Technically I am no longer part of the clergy team of the Lehigh Valley, having decamped from the region for the sunny world of Southern California, SoCo, as they call
One of the things I take for granted as I move to my next pulpit is that my job as rabbi will have an obvious continuity. I know well that synagogues and Jewish regions create their own cultures, and these produce significant differences. But beneath those differences lies the Jewish tradition of which we all are a part. Shabbat remains Shabbat, Yom Kippur the same, and so forth. As Jews, we belong to the same vast history of a people, a vast gathering of ideas and rituals — in other words, in the Lithuanian-born
American Rabbi Mordecai Kaplan’s felicitous term, a “civilization” through which we share so much.
Allow me to focus on one of these features: What is the meaning of our life as Jews? Well, one powerful element of that is our notion that history, and not just our history, is packed with meaning and bears within it an optimistic feel that belies our actual history. This optimism, usually couched in the term “messianism,” teaches us that history has purpose, that our lives have purpose, that living on this planet allows us to participate in the great adventure of perfecting it.
The messianic idea of the Jewish tradition forms the engine that empowers us to build, to create, to form families and communities.

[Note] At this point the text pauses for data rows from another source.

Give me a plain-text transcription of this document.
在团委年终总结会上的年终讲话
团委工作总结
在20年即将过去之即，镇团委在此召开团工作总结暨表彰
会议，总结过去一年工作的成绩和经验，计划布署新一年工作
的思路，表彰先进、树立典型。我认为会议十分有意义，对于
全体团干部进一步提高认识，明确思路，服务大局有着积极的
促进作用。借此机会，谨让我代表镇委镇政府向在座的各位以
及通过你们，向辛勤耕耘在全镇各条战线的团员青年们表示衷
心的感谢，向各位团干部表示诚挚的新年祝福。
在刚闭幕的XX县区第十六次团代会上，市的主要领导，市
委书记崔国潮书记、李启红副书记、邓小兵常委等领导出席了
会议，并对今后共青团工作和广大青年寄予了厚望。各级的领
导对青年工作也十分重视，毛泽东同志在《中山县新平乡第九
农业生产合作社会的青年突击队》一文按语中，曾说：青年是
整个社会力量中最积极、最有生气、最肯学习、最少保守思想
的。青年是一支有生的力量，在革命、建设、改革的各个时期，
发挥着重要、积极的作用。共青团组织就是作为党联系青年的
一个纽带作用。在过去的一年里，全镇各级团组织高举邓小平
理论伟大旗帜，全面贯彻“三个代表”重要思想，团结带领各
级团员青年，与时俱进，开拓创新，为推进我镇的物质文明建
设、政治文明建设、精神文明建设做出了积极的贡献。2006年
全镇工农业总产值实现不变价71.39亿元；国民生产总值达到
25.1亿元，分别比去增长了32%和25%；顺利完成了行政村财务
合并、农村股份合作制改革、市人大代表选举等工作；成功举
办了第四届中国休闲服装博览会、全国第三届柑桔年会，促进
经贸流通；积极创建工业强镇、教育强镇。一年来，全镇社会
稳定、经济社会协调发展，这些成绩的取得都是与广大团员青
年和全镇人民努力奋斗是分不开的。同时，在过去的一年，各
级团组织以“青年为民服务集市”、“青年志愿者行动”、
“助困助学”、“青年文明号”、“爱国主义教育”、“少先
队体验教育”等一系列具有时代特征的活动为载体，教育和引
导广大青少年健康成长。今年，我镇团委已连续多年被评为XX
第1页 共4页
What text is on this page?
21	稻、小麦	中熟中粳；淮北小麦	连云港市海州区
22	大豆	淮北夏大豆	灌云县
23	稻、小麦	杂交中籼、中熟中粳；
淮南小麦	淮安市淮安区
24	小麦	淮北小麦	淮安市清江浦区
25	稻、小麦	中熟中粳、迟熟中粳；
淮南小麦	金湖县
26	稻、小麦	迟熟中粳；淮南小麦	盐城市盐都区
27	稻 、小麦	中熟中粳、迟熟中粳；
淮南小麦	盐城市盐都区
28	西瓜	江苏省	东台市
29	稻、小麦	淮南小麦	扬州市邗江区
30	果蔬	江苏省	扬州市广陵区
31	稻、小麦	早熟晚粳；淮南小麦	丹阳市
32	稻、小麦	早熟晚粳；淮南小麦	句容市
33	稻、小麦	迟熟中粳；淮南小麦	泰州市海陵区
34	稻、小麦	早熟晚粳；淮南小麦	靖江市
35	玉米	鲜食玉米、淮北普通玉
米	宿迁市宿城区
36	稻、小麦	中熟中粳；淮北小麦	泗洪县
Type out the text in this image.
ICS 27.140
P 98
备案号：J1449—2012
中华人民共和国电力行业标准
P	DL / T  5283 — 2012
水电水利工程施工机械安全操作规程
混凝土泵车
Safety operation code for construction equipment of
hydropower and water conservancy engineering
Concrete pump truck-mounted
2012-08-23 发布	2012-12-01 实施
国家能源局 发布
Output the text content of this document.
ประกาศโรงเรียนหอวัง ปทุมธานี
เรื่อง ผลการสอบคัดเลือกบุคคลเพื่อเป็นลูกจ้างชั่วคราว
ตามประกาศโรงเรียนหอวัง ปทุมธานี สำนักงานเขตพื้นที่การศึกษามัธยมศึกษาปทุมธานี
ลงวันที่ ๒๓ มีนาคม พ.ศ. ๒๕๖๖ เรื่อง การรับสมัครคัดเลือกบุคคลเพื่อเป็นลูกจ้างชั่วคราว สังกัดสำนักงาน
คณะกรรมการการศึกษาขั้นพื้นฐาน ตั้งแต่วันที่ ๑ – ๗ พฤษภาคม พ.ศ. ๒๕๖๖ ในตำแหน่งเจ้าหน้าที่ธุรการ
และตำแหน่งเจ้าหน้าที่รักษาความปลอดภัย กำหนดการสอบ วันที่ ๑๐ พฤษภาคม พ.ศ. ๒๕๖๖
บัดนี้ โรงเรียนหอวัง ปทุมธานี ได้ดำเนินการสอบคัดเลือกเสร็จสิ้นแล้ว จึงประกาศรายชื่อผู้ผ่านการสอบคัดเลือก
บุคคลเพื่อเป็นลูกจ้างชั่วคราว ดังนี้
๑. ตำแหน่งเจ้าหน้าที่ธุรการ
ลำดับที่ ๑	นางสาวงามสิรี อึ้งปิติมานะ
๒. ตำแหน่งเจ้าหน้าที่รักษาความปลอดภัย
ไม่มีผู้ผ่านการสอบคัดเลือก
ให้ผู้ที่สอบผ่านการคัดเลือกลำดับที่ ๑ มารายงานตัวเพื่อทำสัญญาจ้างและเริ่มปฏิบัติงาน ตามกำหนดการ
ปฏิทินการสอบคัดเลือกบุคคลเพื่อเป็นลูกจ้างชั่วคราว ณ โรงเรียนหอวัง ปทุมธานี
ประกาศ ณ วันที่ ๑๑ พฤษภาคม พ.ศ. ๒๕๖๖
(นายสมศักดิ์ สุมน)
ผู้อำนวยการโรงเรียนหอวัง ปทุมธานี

This idea also undergirds a critical element of the Jewish psyche: hope. No matter how bad things seem to be, the idea of the messiah teaches that we can, we ought to, persist, move on, and that through our existence, we can help bring about a tomorrow that’s better than today.
And so it will be for me out here in Southern California. Part of my job as a rabbi will always be to encourage people to look toward our future with optimism.
I much enjoyed my time in the Lehigh Valley. Helping to usher Congregation Keneseth Israel, my spiritual home for the year, into its new era was a pleasurable sacred task. In the deepest sense of the word, I learned a lot from the many meetings I had with you folks and wish you well as we move ahead to 5784. A bit early, I know, but still, shanah tovah u’m’tukah, a happy, healthy, sweet new year, a year that brings us one step closer to our history’s messianic conclusion.